As you can see, this model adds the interaction term and almost beautifly describes the data. Now you can see that the line of best fit is very close to almost all of the data points and explains by 97% the variavility in the data. To be clear our interaction term is also gonna have a coefficient, so we can interpret this coefficient as the increase in the effectifness of tv advertising for 1 unit increase on radio advertising and viceversa.

These results, a highest R² value and a lower RMSE suggest that this model that includes the interaction term is far superior to the other that only contains the main effects.

Conclusions and Recommendations¶

Having at our disposal accurate information from our customers related to their purchase history of products or services is invaluable in predicting how sales will be in the future.
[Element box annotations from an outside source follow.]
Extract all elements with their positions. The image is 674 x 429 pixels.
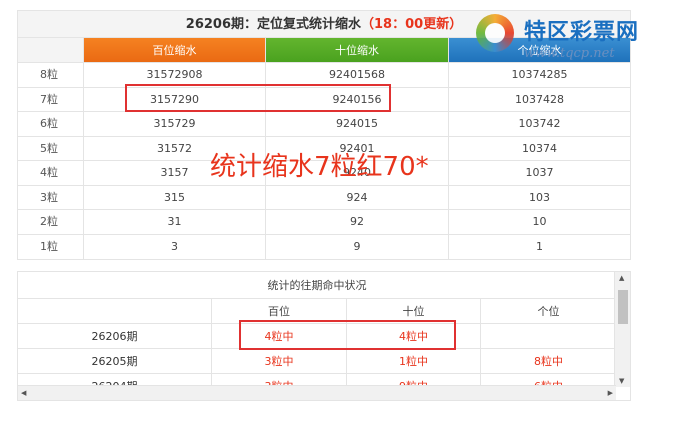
cell-hundreds: 31572908 xyxy=(84,63,266,87)
highlight-box-7-grains xyxy=(125,84,391,112)
scroll-right-icon[interactable]: ▶ xyxy=(608,389,613,397)
cell-ones: 10374 xyxy=(522,141,557,155)
history-tens: 1粒中 xyxy=(347,349,481,373)
row-label: 8粒 xyxy=(18,63,84,87)
cell-ones: 1 xyxy=(536,239,543,253)
table-row: 3粒 315 924 103 xyxy=(18,185,630,210)
history-header-issue xyxy=(18,299,212,323)
cell-hundreds: 315 xyxy=(84,185,266,209)
scroll-down-icon[interactable]: ▼ xyxy=(619,377,624,385)
title-issue: 26206期：定位复式统计缩水 xyxy=(185,17,362,32)
cell-tens: 9 xyxy=(266,234,449,259)
row-label: 3粒 xyxy=(18,185,84,209)
history-header-ones: 个位 xyxy=(537,305,560,318)
history-title: 统计的往期命中状况 xyxy=(18,272,616,299)
history-row: 26205期 3粒中 1粒中 8粒中 xyxy=(18,349,616,374)
scroll-thumb[interactable] xyxy=(618,290,628,324)
cell-tens: 92 xyxy=(266,210,449,234)
cell-ones: 103 xyxy=(529,190,550,204)
title-update-time: （18：00更新） xyxy=(361,17,463,32)
row-label: 6粒 xyxy=(18,112,84,136)
history-issue: 26205期 xyxy=(18,349,212,373)
row-label: 2粒 xyxy=(18,210,84,234)
horizontal-scrollbar[interactable]: ◀ ▶ xyxy=(18,385,616,400)
row-label: 5粒 xyxy=(18,136,84,160)
cell-tens: 924 xyxy=(266,185,449,209)
cell-ones: 1037428 xyxy=(515,92,564,106)
highlight-box-26206 xyxy=(239,320,456,350)
cell-hundreds: 3 xyxy=(84,234,266,259)
cell-tens: 924015 xyxy=(266,112,449,136)
cell-ones: 103742 xyxy=(518,117,561,130)
overlay-annotation: 统计缩水7粒红70* xyxy=(210,152,429,182)
history-ones: 8粒中 xyxy=(534,355,563,368)
row-label: 7粒 xyxy=(18,87,84,111)
history-issue: 26206期 xyxy=(18,324,212,348)
header-tens: 十位缩水 xyxy=(266,38,449,62)
logo-name: 特区彩票网 xyxy=(524,20,640,45)
cell-ones: 1037 xyxy=(525,166,554,179)
site-watermark-logo: 特区彩票网 www.tqcp.net xyxy=(472,8,672,70)
table-row: 6粒 315729 924015 103742 xyxy=(18,112,630,137)
logo-swirl-icon xyxy=(476,14,514,52)
table-row: 2粒 31 92 10 xyxy=(18,210,630,235)
row-label: 1粒 xyxy=(18,234,84,259)
header-blank xyxy=(18,38,84,62)
cell-tens: 92401568 xyxy=(266,63,449,87)
cell-hundreds: 31 xyxy=(84,210,266,234)
logo-url: www.tqcp.net xyxy=(524,46,615,61)
history-hundreds: 3粒中 xyxy=(212,349,347,373)
vertical-scrollbar[interactable]: ▲ ▼ xyxy=(614,272,630,387)
scroll-up-icon[interactable]: ▲ xyxy=(619,274,624,282)
header-hundreds: 百位缩水 xyxy=(84,38,266,62)
cell-ones: 10 xyxy=(532,215,547,228)
table-row: 1粒 3 9 1 xyxy=(18,234,630,259)
row-label: 4粒 xyxy=(18,161,84,185)
history-ones xyxy=(481,324,616,348)
cell-hundreds: 315729 xyxy=(84,112,266,136)
scroll-left-icon[interactable]: ◀ xyxy=(21,389,26,397)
To get a clear view of the medium to long-term sales level, Machine Learning and Artificial Intelligence systems process historical sales data, such as prices, volumes or geographical distribution, and combine them to transform them into useful information.

We have answer many questions by this time which include the relationship between the advertisement sales and the budget. We were able to answer that by fitting a multiple linear regression model of sales onto tv, radio and newspaper and testing our hypotesis. To test how strong our relationship is we disscused 2 measures of model accuracy which are the R² statistics and the RMSE.
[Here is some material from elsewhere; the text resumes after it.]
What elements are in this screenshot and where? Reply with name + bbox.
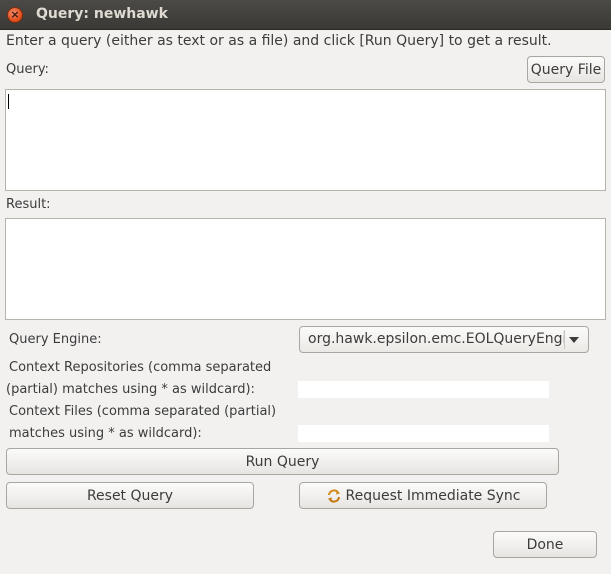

We also discover a synergy among the advertisement media. The standart linear regression model assumes an additive relationship between the predictors and the response, so an additive model is easier to interpret because the effect of each predictor on the response is unrelated to the values of other predictors. However, the additive assumptin may be unrealistic for certain datasets like the advertisement dataset we were working with. We showed how to include an interaction term into a regression model in order to accomodate this non additive relationships. Including this term resulted in a substantial improve in our model.